For answer she gave him a hurried smile, a glance from her bright restless eyes. Then he went heavily from the room.
* * * * *
At home he found Deborah sitting alone, with a pile of school papers in her lap. As he entered she slowly turned her head.
“How is Edith?” she asked him. Roger told of his visit uptown, and spoke of Edith’s anxiety over getting the children up to the farm.
“I’ll take them myself,” said Deborah.
“But how can you get away from school?”
“Oh, I think I can manage it. We’ll leave on Friday morning and I can be back by Sunday night. I’ll love it,” Deborah answered.
“It’ll be a great relief to her,” said Roger, lighting a cigar. Deborah resumed her work, and there was silence for a time.

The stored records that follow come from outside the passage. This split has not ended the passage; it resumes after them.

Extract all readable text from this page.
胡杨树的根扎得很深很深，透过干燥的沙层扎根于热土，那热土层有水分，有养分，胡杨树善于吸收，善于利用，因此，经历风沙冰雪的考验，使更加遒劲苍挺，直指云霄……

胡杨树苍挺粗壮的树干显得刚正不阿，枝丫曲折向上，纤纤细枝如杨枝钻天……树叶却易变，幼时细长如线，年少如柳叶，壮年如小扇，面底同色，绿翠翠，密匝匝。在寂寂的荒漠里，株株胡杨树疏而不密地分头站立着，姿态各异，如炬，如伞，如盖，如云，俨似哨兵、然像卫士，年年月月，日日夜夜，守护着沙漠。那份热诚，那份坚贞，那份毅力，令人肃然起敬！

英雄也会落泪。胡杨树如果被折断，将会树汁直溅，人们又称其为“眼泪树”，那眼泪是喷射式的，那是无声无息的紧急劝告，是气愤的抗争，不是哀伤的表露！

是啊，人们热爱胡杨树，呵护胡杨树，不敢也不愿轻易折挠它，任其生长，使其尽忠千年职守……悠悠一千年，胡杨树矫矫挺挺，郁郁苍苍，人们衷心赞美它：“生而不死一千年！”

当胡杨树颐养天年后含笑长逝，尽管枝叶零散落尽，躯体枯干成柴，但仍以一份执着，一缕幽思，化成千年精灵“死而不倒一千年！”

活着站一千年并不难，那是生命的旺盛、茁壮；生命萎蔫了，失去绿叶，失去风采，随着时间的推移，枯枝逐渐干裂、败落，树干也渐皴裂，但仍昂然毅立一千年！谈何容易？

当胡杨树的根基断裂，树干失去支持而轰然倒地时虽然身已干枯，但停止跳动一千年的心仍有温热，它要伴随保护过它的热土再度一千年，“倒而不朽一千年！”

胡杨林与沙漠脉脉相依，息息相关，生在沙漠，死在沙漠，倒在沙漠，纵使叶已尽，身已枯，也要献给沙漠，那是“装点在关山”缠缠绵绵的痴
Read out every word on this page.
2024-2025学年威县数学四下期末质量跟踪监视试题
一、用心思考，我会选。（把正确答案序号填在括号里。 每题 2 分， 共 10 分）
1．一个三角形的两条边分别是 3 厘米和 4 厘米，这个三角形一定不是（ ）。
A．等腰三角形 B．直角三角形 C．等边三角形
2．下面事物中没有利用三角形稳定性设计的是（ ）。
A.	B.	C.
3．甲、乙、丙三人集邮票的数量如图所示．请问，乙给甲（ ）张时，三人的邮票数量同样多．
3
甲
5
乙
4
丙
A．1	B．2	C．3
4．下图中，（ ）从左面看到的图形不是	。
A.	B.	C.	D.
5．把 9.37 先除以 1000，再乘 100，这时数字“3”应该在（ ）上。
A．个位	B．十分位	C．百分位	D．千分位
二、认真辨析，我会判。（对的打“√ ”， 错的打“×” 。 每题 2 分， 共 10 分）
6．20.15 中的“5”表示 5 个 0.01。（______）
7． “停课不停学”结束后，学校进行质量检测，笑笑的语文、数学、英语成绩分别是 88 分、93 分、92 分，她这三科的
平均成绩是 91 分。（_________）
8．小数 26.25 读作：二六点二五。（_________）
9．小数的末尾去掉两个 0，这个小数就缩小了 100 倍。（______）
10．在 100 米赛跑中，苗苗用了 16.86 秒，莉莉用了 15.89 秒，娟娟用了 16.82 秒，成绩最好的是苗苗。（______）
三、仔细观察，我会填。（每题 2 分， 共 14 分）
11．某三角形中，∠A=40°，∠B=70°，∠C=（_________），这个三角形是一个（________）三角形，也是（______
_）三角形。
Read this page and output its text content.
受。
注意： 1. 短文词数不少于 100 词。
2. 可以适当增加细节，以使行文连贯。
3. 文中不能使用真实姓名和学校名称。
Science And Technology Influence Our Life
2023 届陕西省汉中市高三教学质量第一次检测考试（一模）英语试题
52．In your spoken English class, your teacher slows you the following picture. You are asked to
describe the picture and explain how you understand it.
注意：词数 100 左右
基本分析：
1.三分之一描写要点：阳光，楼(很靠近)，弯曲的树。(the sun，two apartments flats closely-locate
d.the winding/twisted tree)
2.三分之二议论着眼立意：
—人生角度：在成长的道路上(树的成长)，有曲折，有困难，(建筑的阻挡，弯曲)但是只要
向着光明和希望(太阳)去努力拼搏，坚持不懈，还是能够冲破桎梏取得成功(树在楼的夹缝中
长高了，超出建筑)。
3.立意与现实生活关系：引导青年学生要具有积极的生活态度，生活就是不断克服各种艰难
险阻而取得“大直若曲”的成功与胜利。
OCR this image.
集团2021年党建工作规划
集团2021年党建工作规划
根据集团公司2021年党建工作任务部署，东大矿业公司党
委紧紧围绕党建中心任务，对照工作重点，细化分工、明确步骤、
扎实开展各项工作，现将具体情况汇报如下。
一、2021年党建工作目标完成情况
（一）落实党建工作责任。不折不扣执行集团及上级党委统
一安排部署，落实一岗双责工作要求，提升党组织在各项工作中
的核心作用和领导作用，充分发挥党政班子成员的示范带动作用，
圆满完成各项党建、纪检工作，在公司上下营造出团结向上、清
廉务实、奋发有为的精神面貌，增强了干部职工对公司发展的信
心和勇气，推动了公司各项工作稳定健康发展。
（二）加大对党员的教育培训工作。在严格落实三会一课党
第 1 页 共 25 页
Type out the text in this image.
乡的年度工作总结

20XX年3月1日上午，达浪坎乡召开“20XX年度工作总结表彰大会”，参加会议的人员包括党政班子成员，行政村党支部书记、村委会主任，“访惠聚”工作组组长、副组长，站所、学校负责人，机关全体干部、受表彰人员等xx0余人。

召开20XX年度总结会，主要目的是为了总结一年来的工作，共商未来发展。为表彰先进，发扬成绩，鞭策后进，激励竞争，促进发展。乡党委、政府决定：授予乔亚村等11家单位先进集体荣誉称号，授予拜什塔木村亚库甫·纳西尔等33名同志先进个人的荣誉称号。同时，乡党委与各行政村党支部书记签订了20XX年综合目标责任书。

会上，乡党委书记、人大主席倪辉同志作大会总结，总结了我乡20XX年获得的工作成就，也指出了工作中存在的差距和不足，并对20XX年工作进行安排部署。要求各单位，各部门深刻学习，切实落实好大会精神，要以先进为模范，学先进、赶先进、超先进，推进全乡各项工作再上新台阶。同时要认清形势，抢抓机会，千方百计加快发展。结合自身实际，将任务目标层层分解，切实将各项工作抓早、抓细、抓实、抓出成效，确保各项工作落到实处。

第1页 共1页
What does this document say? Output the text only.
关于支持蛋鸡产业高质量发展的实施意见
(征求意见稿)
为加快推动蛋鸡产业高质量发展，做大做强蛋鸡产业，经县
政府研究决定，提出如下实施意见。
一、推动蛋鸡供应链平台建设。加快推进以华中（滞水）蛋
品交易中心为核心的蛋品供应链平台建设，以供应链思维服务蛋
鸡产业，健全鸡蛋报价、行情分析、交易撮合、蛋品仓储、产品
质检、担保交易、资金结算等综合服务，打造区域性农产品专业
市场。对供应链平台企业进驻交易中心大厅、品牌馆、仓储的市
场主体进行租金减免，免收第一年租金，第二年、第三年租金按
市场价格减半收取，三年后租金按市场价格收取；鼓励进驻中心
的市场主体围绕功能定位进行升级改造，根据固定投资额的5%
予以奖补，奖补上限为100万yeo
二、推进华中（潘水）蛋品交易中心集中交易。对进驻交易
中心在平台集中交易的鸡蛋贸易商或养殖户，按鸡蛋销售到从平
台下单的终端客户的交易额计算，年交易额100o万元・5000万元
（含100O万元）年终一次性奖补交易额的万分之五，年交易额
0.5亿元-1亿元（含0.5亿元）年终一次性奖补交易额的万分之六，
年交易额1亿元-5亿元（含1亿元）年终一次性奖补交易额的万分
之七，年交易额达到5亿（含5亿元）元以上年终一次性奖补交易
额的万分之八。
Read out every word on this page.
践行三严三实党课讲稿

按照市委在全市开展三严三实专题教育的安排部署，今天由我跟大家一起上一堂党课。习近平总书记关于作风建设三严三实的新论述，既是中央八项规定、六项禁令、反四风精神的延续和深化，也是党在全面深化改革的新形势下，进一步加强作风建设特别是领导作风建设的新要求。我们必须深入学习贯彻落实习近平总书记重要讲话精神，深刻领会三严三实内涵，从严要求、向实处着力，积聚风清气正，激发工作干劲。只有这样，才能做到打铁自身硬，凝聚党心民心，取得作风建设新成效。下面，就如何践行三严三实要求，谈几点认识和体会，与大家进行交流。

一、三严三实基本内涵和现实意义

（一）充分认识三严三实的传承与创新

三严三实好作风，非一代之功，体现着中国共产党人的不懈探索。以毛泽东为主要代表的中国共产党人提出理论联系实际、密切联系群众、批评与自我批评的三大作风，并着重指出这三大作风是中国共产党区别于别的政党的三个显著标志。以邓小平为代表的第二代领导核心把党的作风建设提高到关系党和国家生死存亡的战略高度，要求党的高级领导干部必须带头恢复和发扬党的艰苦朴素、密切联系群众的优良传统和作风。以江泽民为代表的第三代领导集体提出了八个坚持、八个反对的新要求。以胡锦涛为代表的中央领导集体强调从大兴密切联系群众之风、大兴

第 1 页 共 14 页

“I let George sit up with me till an hour after his bedtime,” she told her father presently. “We started talking about white rats—you see it’s still white rats with George—and that started us wondering about God. George wonders if God really knows about rats. ’Has he ever stuck his face right down and had a good close look at one? Has God ever watched a rat stand up and brush his whiskers with both paws? Has he ever really laughed at rats? And that’s another thing, Aunt Deborah—does God ever laugh at all? Does he know how to take a joke? If he don’t, we might as well quit right now!’”
Roger laughed with relish, and his daughter smiled at him:
“Then the talk turned from rats and God to a big dam out in the Rockies. George has been reading about it, he’s thinking of being an engineer. And there was so much he wanted to know that he was soon upon the verge of discovering my ignorance—when all of a sudden a dreamy look, oh, a very dreamy look, came into his eyes—and he asked me this.” And over her bright expressive face came a scowl of boyish intensity: “Suppose I was an engineer—and I was working on a dam, or may be a bridge, in the Rockies. And say it was pretty far down south—say around the Grand Canyon. I should think they’d need a dam down there, or anyhow a bridge,’ said George.